Adventures in IPv6, part 3 (bind DNS over IPv6)

Setting up Bind to provide DNS over IPv6 was fairly straightforward. In fact it was on by default:

listen-on-v6 { any; };

was set in named.conf.options.

After making sure I had AAAA records for my nameservers too, I used the checker at ready.chair6.net to see what it thought of my IPv6 setup.

IPv6 test result for my web domain, showing all tests pass

All passes!

(The bit about the MX record actually came slightly later when I looked at setting up Postfix to use IPv6).

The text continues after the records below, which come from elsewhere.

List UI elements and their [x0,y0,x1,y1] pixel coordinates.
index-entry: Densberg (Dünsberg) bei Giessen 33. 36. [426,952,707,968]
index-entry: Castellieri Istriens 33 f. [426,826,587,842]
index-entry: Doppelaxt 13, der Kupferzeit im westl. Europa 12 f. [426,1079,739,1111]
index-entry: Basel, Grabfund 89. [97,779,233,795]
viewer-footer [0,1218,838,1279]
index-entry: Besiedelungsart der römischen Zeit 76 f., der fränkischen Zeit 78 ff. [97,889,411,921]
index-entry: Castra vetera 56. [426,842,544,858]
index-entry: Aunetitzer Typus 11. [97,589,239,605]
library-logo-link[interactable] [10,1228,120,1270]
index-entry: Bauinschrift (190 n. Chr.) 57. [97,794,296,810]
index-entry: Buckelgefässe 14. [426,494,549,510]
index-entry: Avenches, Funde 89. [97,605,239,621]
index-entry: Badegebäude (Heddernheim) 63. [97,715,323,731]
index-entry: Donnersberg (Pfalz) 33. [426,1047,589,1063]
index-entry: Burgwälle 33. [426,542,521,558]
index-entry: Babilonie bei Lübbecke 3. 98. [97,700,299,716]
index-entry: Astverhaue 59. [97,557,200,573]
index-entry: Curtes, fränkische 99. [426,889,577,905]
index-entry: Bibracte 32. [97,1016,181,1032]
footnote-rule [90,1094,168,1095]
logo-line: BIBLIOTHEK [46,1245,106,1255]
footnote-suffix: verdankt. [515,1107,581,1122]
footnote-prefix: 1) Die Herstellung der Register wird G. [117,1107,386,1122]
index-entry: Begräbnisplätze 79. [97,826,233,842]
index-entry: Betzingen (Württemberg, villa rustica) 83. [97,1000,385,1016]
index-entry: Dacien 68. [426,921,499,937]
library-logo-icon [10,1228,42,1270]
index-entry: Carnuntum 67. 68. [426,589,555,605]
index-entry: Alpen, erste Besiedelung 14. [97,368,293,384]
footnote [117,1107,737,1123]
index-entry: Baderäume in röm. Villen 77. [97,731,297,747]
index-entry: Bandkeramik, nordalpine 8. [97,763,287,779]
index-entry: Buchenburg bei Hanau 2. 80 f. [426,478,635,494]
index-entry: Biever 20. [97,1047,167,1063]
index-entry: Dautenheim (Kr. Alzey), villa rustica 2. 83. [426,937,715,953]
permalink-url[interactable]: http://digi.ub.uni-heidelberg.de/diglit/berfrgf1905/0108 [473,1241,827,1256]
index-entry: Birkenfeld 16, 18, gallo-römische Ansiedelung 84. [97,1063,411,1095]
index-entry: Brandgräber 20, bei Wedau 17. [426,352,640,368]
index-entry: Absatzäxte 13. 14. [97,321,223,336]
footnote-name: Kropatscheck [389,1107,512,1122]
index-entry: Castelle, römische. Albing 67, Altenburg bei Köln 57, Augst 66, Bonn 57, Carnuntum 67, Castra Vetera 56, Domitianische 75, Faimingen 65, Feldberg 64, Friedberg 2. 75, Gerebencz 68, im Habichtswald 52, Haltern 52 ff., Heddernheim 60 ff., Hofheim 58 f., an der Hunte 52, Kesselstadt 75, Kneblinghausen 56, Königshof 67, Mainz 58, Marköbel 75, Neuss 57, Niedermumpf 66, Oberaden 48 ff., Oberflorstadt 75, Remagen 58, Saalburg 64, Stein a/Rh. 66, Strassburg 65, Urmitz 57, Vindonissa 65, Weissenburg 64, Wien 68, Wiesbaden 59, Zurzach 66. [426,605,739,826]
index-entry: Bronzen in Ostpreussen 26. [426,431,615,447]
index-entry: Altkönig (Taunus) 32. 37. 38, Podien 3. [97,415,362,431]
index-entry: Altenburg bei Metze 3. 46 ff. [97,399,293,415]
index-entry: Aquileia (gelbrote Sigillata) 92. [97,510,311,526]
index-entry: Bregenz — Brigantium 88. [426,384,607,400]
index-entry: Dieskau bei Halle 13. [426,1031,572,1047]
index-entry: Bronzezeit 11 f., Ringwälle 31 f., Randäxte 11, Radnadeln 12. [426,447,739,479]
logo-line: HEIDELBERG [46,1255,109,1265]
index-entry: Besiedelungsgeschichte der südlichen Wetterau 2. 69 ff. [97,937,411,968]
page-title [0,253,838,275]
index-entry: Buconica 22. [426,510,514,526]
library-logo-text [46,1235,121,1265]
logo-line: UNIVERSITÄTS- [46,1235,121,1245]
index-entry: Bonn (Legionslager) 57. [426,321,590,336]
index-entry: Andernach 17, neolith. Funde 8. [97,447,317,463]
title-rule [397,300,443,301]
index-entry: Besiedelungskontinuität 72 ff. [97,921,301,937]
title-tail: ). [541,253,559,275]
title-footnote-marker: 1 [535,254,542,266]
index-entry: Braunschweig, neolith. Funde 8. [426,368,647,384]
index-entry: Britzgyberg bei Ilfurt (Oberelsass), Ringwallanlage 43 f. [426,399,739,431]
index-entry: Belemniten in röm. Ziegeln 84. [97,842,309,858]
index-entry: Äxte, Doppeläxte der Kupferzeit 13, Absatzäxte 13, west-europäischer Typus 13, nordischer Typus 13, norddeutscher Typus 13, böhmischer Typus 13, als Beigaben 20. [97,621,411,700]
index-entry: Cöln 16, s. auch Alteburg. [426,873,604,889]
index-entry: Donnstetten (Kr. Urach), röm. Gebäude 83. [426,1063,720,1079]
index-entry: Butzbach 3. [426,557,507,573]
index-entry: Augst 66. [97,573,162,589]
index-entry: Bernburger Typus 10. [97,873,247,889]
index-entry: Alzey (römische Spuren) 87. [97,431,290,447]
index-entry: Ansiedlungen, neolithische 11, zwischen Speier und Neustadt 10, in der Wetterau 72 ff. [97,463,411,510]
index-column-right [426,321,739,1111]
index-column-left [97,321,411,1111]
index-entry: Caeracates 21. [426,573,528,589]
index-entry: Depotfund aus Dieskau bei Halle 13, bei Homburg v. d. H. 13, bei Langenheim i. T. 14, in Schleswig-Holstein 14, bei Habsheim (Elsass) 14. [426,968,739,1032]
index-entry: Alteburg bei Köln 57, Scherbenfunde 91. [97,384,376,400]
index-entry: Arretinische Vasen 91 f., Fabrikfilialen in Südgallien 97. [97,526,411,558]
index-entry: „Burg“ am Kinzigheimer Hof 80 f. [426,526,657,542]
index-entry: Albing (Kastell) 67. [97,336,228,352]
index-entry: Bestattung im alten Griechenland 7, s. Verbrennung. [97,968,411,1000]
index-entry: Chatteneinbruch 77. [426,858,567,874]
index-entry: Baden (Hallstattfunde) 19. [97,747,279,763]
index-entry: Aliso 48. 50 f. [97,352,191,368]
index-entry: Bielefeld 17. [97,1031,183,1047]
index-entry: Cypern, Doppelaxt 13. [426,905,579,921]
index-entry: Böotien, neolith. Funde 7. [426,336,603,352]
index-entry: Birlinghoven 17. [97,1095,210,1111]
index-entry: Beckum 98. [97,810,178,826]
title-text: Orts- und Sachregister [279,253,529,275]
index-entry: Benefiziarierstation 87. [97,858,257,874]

When I tried the same for the domain I use to host my DNS, I found one problem:

IPv6 test result for my DNS domain, showing lack of IPv6 glue record

To fix this I have submitted a support ticket to my domain registrar to ask them to add IPv6 glue records for the domain I use to operate the nameservers (sadly their web interface doesn’t let me do this automatically).

 

The only other thing remaining was to allow my master DNS server to sync to my slave over IPv6 as well as IPv4. That was a case of updating /etc/bind/named.conf.local on the master to add the IPv6 address of the slave into the allow-transfer and auto-notify sections, and edit the same file on the slave to add the IPv6 address of the master into the masters section, then restart bind on both servers.

The logs show that it actually now syncs over both IPv4 and IPv6, which isn’t really an issue.